If you haven't heard lately, I wrote a book. And if you haven't heard lately, then you don't log on to Facebook much or you nixed me as a friend because I've been haunting you all with announcements of its debut on Amazon, Barnes and Noble and Google Books. Don't worry, I'll send more :)
It all started about six years ago in an English class at CSUN. Oh the days of English class...in an actual classroom. These days I'm relegated to the online "classroom" where you miss out on all of the face to face debate and pounding of chests, oh and the nodding off of your classmates. I just loved watching others struggle to stay awake, head dropping an inch or two before they awakened quite startled, looked around and slowly but surely closed their eyes again. But don't feel too badly for me. One of my students was actually snoring in class this morning. But I digress...
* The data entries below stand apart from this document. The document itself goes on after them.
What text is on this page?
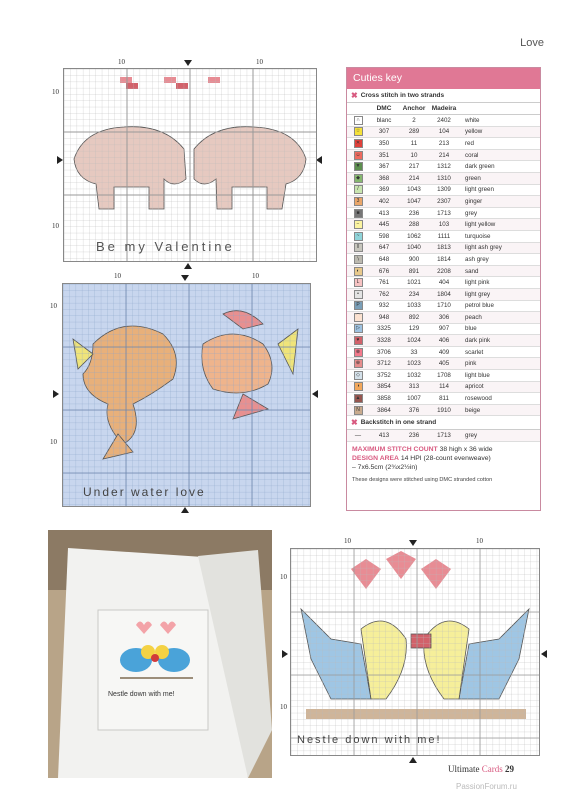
Love
10	10
10
10
Be my Valentine
10	10
10
10
Under water love
Cuties key
✖ Cross stitch in two strands
DMC	Anchor Madeira
∩	blanc	2	2402	white
☆	307	289	104	yellow
✕	350	11	213	red
☺	351	10	214	coral
▼	367	217	1312	dark green
◆	368	214	1310	green
/	369	1043	1309	light green
3	402	1047	2307	ginger
■	413	236	1713	grey
−	445	288	103	light yellow
~	598	1062	1111	turquoise
‖	647	1040	1813	light ash grey
∖	648	900	1814	ash grey
◐	676	891	2208	sand
L	761	1021	404	light pink
•	762	234	1804	light grey
P	932	1033	1710	petrol blue
⌒	948	892	306	peach
▷	3325	129	907	blue
♥	3328	1024	406	dark pink
⊗	3706	33	409	scarlet
⊕	3712	1023	405	pink
◇	3752	1032	1708	light blue
◑	3854	313	114	apricot
▲	3858	1007	811	rosewood
N	3864	376	1910	beige
✖ Backstitch in one strand
—	413	236	1713	grey
MAXIMUM STITCH COUNT 38 high x 36 wide
DESIGN AREA 14 HPI (28-count evenweave)
– 7x6.5cm (2¾x2½in)
These designs were stitched using DMC stranded cotton
Nestle down with me!
10	10
10
10
Nestle down with me!
Ultimate Cards 29
PassionForum.ru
So the assignment was to write a short story in which you develop a character and some other fancy and insightful direction, but I don't remember the rest of the details. I just know that a scene had been replaying again and again in my mind. A woman is driving in the night and it's raining, the kind of rain you only experience outside of L.A. She has a young daughter of course, but her daughter is asleep in the backseat. This woman is crying because her marriage is over. She's crying because she has nowhere to go. Crying because she doesn't know who she is anymore. She's reached that moment of crisis when you realize just how small and powerless you really are. I wasn't sure how her story would unfold, but I knew one thing. I knew where it would begin. I too had met with that moment of crisis. I too was once lost. I too had felt the significance of my insignificance. I knew that my character would have to fall to her knees and look in the only direction we can in that moment. She would experience the freedom of powerlessness, the unfathomable peace of spiritual awakening, the fulfillment of agape and the hope of new life. She would trudge that promising road, filled with fear and uncertainty, but I would give her what I was given, a new kind of family to carry me through it all.
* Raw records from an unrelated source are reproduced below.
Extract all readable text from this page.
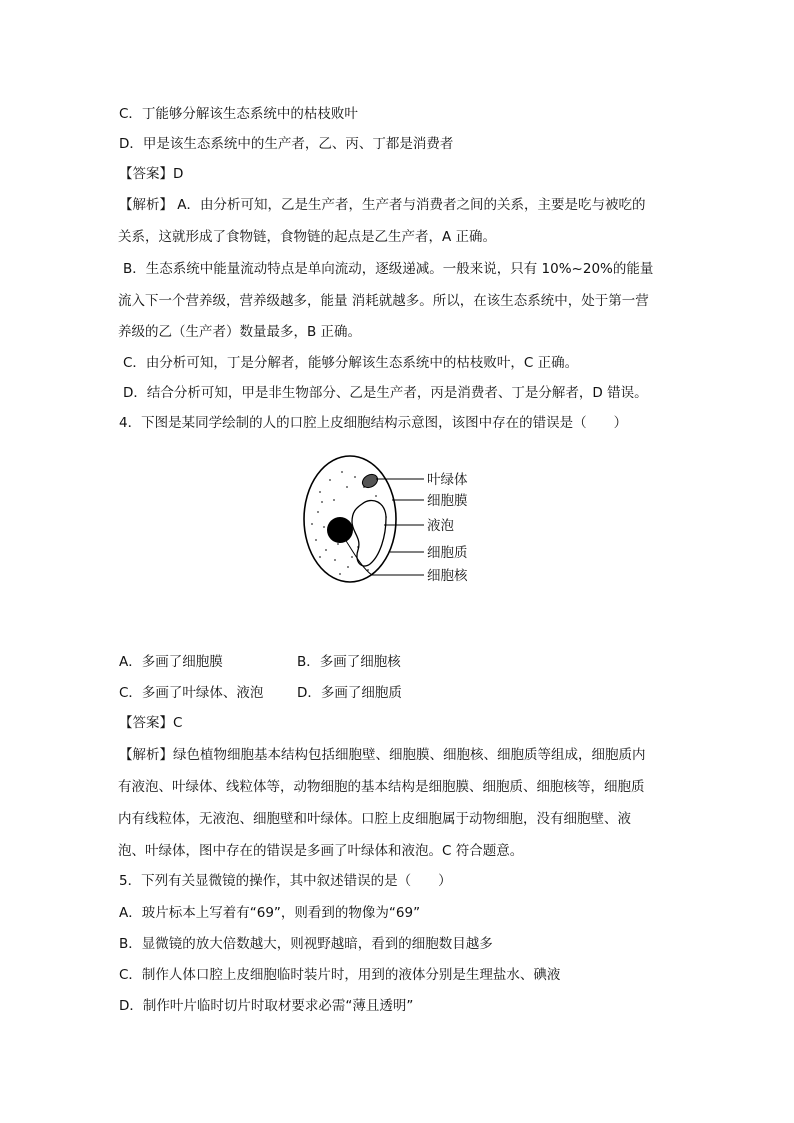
C．丁能够分解该生态系统中的枯枝败叶
D．甲是该生态系统中的生产者，乙、丙、丁都是消费者
【答案】D
【解析】 A．由分析可知，乙是生产者，生产者与消费者之间的关系，主要是吃与被吃的
关系，这就形成了食物链，食物链的起点是乙生产者，A 正确。
B．生态系统中能量流动特点是单向流动，逐级递减。一般来说，只有 10%~20%的能量
流入下一个营养级，营养级越多，能量 消耗就越多。所以，在该生态系统中，处于第一营
养级的乙（生产者）数量最多，B 正确。
C．由分析可知，丁是分解者，能够分解该生态系统中的枯枝败叶，C 正确。
D．结合分析可知，甲是非生物部分、乙是生产者，丙是消费者、丁是分解者，D 错误。
4．下图是某同学绘制的人的口腔上皮细胞结构示意图，该图中存在的错误是（　　）
叶绿体
细胞膜
液泡
细胞质
细胞核
A．多画了细胞膜	B．多画了细胞核
C．多画了叶绿体、液泡 D．多画了细胞质
【答案】C
【解析】绿色植物细胞基本结构包括细胞壁、细胞膜、细胞核、细胞质等组成，细胞质内
有液泡、叶绿体、线粒体等，动物细胞的基本结构是细胞膜、细胞质、细胞核等，细胞质
内有线粒体，无液泡、细胞壁和叶绿体。口腔上皮细胞属于动物细胞，没有细胞壁、液
泡、叶绿体，图中存在的错误是多画了叶绿体和液泡。C 符合题意。
5．下列有关显微镜的操作，其中叙述错误的是（　　）
A．玻片标本上写着有“69”，则看到的物像为“69”
B．显微镜的放大倍数越大，则视野越暗，看到的细胞数目越多
C．制作人体口腔上皮细胞临时装片时，用到的液体分别是生理盐水、碘液
D．制作叶片临时切片时取材要求必需“薄且透明”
It's still fun to watch the reaction of people when they come to terms with the fact that really, I'm not kidding, yes, I really did live in a mortuary. And if you know me at all, you know that I love irony. I speak its language. I tease that it's God's way of reminding me I'm not in control. So to have my character find new life while surrounded by death just seemed natural. And I get to share a few of the fascinating and gruesome details of my experiences along the way.